“Why, neither do I,” said the brown-eyed blonde, “but it must be the same one, for we both live on the north side!”

“I really don’t know, either,” said the girl with the dimple in her chin. “I don’t see what difference it makes though, for I could ask the clerk at the corner drug store if I needed particularly to know.”

“Of course you could,” said the president, “and so could I. But, Tom was awfully unpleasant—he couldn’t have been more so if we had been married twenty years instead of two. He said he didn’t see any use in my poking about among the civic organizations of ancient Greece, when I did not know what ward I lived in.”

“Humph! I suppose next thing he will be saying that he doesn’t see any use in the Teacup Club,” said the girl with the classic profile, in sarcastic tones. “A man will say anything when he is angry.”

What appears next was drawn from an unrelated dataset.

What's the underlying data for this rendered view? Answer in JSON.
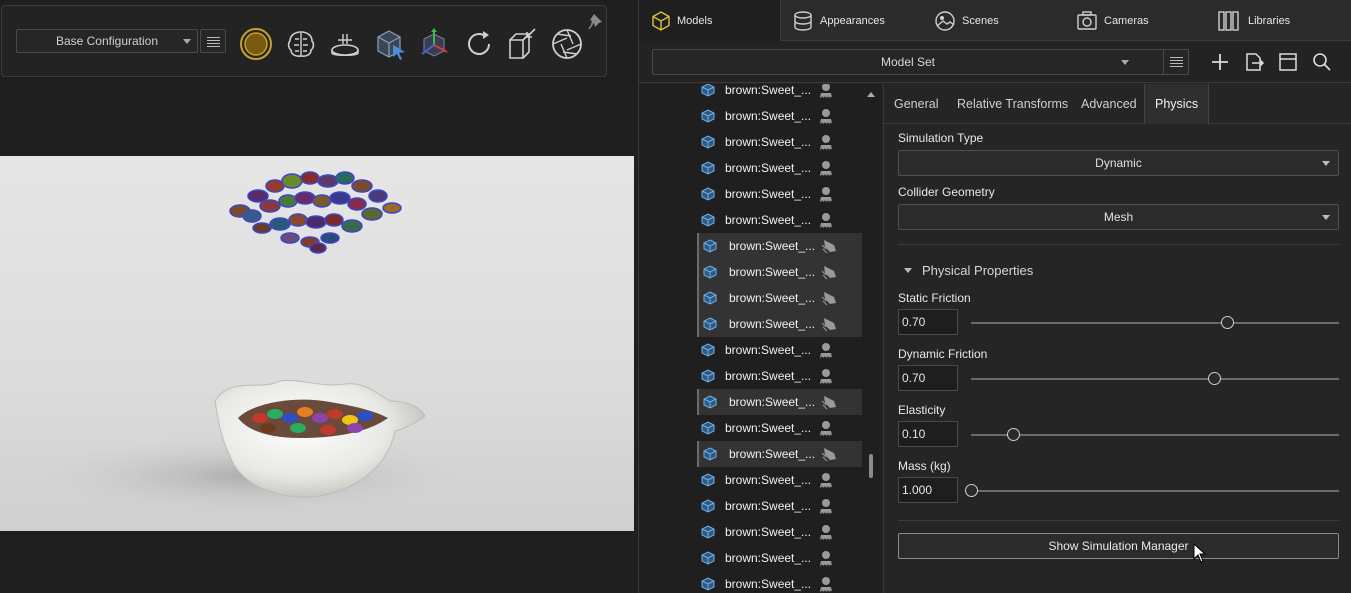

“Humph! I fancy he will hardly say anything like that, dear. He knows it has its use, if it is only to make me look more leniently on his own club. When we first organized it he complained a good deal about the demands it made on my time and attention, and I just said: ‘Oh, very well, dear, let us both give up our clubs, and spend all our spare time at home together.’ After that, he held his peace on the subject.”

“But you wouldn’t have given it up, would you?” asked the brown-eyed blonde, anxiously.

“Of course not—but Tom didn’t know that. By the way, Emily, what is making Dorothy so late to-day?”

“I fancy she is engaged,” replied the girl with the dimple in her chin, demurely; “at least Jack Bittersweet was on his way to call on her a couple of hours ago, and I suppose—Pardon me, Frances, did you speak?”

“I—I was about to say, ‘how nice’—for Dorothy, I mean. By the way, girls, I—I am thinking of going to Omaha for a nice, long visit as soon as I can get ready.”

“But I thought you had already refused Lola’s invitation,” said the girl with the dimple in her chin.